L'affidamento dell'incarico per l'autopsia. Titolare dell’inchiesta è il pm Concettina Iannazzo che ha nominato stamane quale proprio consulente tecnico per procedere all'autopsia, il medico-legale Maria Chiara Lavorato. Quest'ultima, nell'accetare l'incarico, ha rappresentato la necessità che l'incarico venga espletato con l'apporto di uno specialista anatomo-patologo al quale spetterà il compito di esaminare e valutare la documentazione sanitaria e gli esiti autoptici. Tale specialista è stato individuato nel dottore Vannio Vercillo di Rende. I consulenti del pubblico ministero dovranno effettuare l'autopsia e attraverso anche l'esame della documentazione sanitaria in atti, stabilire le cause che hanno provocato la morte di Domenica Mandaradoni.
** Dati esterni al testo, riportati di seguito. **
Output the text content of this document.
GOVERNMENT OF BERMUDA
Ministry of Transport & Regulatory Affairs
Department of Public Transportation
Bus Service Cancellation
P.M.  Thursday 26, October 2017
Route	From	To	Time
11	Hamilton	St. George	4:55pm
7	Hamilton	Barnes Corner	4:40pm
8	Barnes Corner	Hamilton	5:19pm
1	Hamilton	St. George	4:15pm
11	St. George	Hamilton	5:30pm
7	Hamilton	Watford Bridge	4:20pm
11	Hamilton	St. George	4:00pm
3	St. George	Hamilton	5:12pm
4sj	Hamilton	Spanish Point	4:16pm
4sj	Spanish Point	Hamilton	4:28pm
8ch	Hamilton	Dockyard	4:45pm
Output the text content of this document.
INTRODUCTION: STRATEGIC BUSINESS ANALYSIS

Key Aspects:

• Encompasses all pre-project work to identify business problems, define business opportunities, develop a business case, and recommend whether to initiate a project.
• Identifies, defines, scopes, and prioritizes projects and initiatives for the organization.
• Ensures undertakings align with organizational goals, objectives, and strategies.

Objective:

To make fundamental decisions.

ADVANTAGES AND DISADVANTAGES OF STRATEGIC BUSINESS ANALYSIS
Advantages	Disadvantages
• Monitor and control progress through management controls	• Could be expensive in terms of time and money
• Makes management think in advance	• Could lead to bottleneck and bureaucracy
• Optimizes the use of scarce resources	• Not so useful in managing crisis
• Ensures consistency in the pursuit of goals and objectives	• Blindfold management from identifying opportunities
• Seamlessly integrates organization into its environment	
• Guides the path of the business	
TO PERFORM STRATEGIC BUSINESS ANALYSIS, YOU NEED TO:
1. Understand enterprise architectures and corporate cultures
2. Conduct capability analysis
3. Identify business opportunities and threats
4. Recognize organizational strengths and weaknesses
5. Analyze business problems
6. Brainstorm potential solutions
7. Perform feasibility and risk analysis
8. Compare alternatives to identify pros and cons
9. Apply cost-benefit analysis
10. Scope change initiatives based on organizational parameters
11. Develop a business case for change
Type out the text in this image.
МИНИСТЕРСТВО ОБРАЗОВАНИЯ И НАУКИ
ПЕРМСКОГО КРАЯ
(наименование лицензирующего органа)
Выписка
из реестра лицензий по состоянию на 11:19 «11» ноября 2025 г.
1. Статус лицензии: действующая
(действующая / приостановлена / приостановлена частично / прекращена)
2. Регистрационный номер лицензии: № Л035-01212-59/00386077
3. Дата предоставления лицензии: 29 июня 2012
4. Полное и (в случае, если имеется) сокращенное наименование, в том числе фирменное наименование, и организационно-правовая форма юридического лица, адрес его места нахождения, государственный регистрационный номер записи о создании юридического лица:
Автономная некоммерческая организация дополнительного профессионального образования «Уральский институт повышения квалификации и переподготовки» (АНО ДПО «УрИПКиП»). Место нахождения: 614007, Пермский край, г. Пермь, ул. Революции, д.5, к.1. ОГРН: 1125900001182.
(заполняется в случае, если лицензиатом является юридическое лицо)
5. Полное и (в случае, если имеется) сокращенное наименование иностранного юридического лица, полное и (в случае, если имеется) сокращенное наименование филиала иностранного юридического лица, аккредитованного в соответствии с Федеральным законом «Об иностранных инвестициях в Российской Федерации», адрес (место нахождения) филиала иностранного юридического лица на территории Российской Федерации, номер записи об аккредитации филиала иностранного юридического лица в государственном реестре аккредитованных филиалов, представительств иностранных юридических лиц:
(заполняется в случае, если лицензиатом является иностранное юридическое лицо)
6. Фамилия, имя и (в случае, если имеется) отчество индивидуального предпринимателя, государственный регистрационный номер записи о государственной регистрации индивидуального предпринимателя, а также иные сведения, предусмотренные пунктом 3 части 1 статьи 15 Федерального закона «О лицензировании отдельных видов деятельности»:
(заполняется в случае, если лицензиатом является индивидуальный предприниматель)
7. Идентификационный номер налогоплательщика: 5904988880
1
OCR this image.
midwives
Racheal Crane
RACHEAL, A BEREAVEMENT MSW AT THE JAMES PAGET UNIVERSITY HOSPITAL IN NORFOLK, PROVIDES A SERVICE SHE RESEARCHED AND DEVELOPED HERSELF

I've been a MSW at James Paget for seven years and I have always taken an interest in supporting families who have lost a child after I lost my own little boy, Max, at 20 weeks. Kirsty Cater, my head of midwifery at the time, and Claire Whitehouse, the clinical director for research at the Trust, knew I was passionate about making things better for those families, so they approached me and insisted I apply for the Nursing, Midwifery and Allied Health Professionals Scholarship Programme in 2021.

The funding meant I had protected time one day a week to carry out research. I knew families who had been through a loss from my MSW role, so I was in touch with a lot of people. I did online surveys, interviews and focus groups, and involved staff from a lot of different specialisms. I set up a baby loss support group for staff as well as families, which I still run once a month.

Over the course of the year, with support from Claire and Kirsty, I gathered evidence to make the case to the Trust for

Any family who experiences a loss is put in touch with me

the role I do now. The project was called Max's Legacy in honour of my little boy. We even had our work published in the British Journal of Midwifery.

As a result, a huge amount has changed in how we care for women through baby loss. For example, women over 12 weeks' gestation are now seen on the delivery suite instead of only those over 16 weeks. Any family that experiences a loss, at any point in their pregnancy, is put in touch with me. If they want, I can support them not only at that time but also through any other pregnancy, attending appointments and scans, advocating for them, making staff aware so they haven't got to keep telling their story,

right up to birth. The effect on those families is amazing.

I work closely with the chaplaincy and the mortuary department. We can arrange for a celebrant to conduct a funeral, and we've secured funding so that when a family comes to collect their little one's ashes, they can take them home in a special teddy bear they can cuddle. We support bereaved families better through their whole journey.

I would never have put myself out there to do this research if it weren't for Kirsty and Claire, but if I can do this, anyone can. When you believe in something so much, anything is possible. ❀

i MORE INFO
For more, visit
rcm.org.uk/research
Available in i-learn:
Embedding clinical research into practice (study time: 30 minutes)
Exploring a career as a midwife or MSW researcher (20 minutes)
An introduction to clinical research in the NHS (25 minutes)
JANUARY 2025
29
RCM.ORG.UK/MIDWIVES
I consulenti dovranno altresì verificare se il trattamento terapeutico attuato nei confronti della donna, a seguito degli accessi al Pronto Soccorso dell'ospedale di Vibo, sia stato tempestivi ed adeguato alle patologie riscontrate o riscontrabili. Dovranno poi accertare se le terapie e le cure a cui è stata sottoposta Domenica Mandaradoni sono state conformi alle buone regole di assistenza sanitaria, alle linee guida previste dai protocolli del settore ed alla buona prassi.

Ospedale Vibo Valentia

I consulenti nominati dagli indagati. Rosalba Esposito ha nominato quale consulente di parte il medico-legale Alfonso Luciano; Giuseppe Valiante ha nominato il dottore Massimiliano Cardamone; Francesco Sturniolo il dottore Michele Comito; Andrea Lucibello la dottoressa Angela Crisafi. Per gli altri indagati, i difensori si sono riservati la nomina dei consulenti di parte.

Le persone offese - cioè i familiari della donna scomparsa, ad iniziare dal marito Nazzareno Sangeniti, tutti assistiti dall'avvocato Pasquale Calabria - hanno invece nominato quale consulente di parte il dottore Carmine Barberio di Lamezia Terme.

Il consulente del pm, attesa la complessità dei quesiti richiestigli, depositerà le proprie conclusioni per iscritto nel termine di 60 giorni dall'inizio dell'esame autoptico che è iniziato stame alle ore 12 in apposita sala dell'ospedale "Jazzolino" di Vibo Valentia.